Question

Rod A of mass m, length $l$ and coefficient of thermal coefficient $\alpha$ is joined with Rod B of mass 2m, length $l$ and coefficient of thermal expansion $\frac{\alpha}{3}$. Rods are kept on smooth floor. If temperature of rods is increased by $\Delta T$, then junction of the rods shifts by distance $\frac{\alpha l \Delta T}{n}$, Find value of n.

Answer 1

18

Answer 2

Solution:

Let the initial positions be such that rod A extends from 0 to $l$ (with mass $m$) and rod B from $l$ to $2l$ (with mass $2m$). When heated by $\Delta T$:

1. Expansion of lengths:

   • Rod A expands from $l$ to $$l_A = l(1+\alpha\Delta T).$$
   • Rod B expands from $l$ to $$l_B = l\left(1+\frac{\alpha}{3}\Delta T\right).$$

2. Displacements:

   Let $u$ be the displacement of the free (left) end of rod A, $s$ the displacement of the junction (which is common to both rods) and $v$ the displacement of the free (right) end of rod B. Then

   $$s - u = l + \alpha l\Delta T \quad \text{(rod A)}$$

   and

   $$v - s = l + \frac{\alpha l\Delta T}{3} \quad \text{(rod B)}.$$

3. Conservation of center of mass (COM):

   Since the floor is smooth, no external horizontal force acts; hence the overall COM remains fixed.
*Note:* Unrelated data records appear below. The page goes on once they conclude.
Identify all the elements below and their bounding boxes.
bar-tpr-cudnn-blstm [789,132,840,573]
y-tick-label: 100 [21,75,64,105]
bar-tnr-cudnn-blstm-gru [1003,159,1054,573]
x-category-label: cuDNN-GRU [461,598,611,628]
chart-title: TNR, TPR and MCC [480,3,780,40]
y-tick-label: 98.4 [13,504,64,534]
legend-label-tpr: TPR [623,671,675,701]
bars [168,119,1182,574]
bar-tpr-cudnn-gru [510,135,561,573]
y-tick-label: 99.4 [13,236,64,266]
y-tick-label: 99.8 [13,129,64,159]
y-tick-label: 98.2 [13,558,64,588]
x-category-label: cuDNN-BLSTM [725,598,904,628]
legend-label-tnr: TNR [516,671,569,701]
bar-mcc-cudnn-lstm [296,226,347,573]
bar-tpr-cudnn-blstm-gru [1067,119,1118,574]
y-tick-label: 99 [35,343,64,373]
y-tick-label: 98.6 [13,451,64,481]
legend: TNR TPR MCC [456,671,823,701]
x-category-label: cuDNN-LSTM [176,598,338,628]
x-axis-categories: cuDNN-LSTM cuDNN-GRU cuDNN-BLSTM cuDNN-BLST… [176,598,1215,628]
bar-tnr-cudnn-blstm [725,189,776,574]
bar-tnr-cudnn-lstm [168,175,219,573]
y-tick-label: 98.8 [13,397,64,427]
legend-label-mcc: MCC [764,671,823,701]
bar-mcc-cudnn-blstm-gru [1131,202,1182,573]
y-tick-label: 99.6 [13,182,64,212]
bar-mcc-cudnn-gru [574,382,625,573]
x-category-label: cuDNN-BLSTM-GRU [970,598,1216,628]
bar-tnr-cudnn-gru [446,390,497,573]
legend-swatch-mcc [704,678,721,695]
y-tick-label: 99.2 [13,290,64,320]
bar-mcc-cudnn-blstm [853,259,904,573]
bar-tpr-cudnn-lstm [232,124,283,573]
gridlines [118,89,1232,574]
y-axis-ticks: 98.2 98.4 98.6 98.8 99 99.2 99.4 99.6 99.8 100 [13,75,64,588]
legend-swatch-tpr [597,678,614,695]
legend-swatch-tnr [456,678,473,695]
The new COM positions of the rods (being uniform) are the averages of their endpoints:

   $$\text{COM}_A = \frac{u+s}{2},\quad \text{COM}_B = \frac{s+v}{2}.$$

   The overall COM of the system (total mass $3m$) must equal its initial value:

   $$\frac{m\frac{(u+s)}{2} + 2m\frac{(s+v)}{2}}{3m} = \text{constant}.$$

   Initially, COM of rod A is $\frac{l}{2}$ and rod B is $\frac{3l}{2}$, so overall COM is:

   $$\frac{m\frac{l}{2} + 2m\frac{3l}{2}}{3m} = \frac{\frac{l}{2}+3l}{3} = \frac{7l}{6}.$$

4. Expressing endpoints in terms of $s$:

   From the expansion conditions:

   $$u = s - \left(l+\alpha l\Delta T\right),$$ $$v = s + \left(l+\frac{\alpha l\Delta T}{3}\right).$$

5. Setting up COM conservation:

   The new overall COM is

   $$\frac{1}{6}\left[(u+s) + 2(s+v)\right] = \frac{1}{6}\Bigl[ \bigl(s - (l+\alpha l\Delta T) + s\bigr) + 2\Bigl(s+s + l+\frac{\alpha l\Delta T}{3}\Bigr)\Bigr].$$

   Simplify step‐by‐step:

   $$u+s = 2s - \left(l+\alpha l\Delta T\right),$$ $$2(s+v) = 2\left(2s + l+\frac{\alpha l\Delta T}{3}\right) = 4s + 2l + \frac{2\alpha l\Delta T}{3}.$$

   Therefore,

   $$\text{New COM} = \frac{6s + l - \frac{\alpha l\Delta T}{3}}{6} = s + \frac{l}{6} - \frac{\alpha l\Delta T}{18}.$$

   Equating to the initial COM:

   $$s + \frac{l}{6} - \frac{\alpha l\Delta T}{18} = \frac{7l}{6}.$$

   Solve for $s$:

   $$s = \frac{7l}{6} - \frac{l}{6} +\frac{\alpha l\Delta T}{18} = l + \frac{\alpha l\Delta T}{18}.$$

6. Junction shift:

   The junction originally was at $x=l$ and now is at

   $$s = l + \frac{\alpha l\Delta T}{18}.$$

   So the shift is

   $$\Delta x = \frac{\alpha l\Delta T}{18}.$$

   Comparing with the given form $\frac{\alpha l\Delta T}{n}$, we identify

   $$n = 18.$$

Explanation (minimal):

• Write expansion conditions: $s-u = l+\alpha l\Delta T$ and $v-s = l+\frac{\alpha l\Delta T}{3}$.
• Express endpoints $u$ and $v$ in terms of $s$.
• Use COM conservation: $$\frac{(u+s) + 2(s+v)}{6} = \frac{7l}{6}.$$
• Solve to obtain $s = l + \frac{\alpha l\Delta T}{18}$.
• Thus, junction shift $=\frac{\alpha l\Delta T}{18}$ implying $n=18$.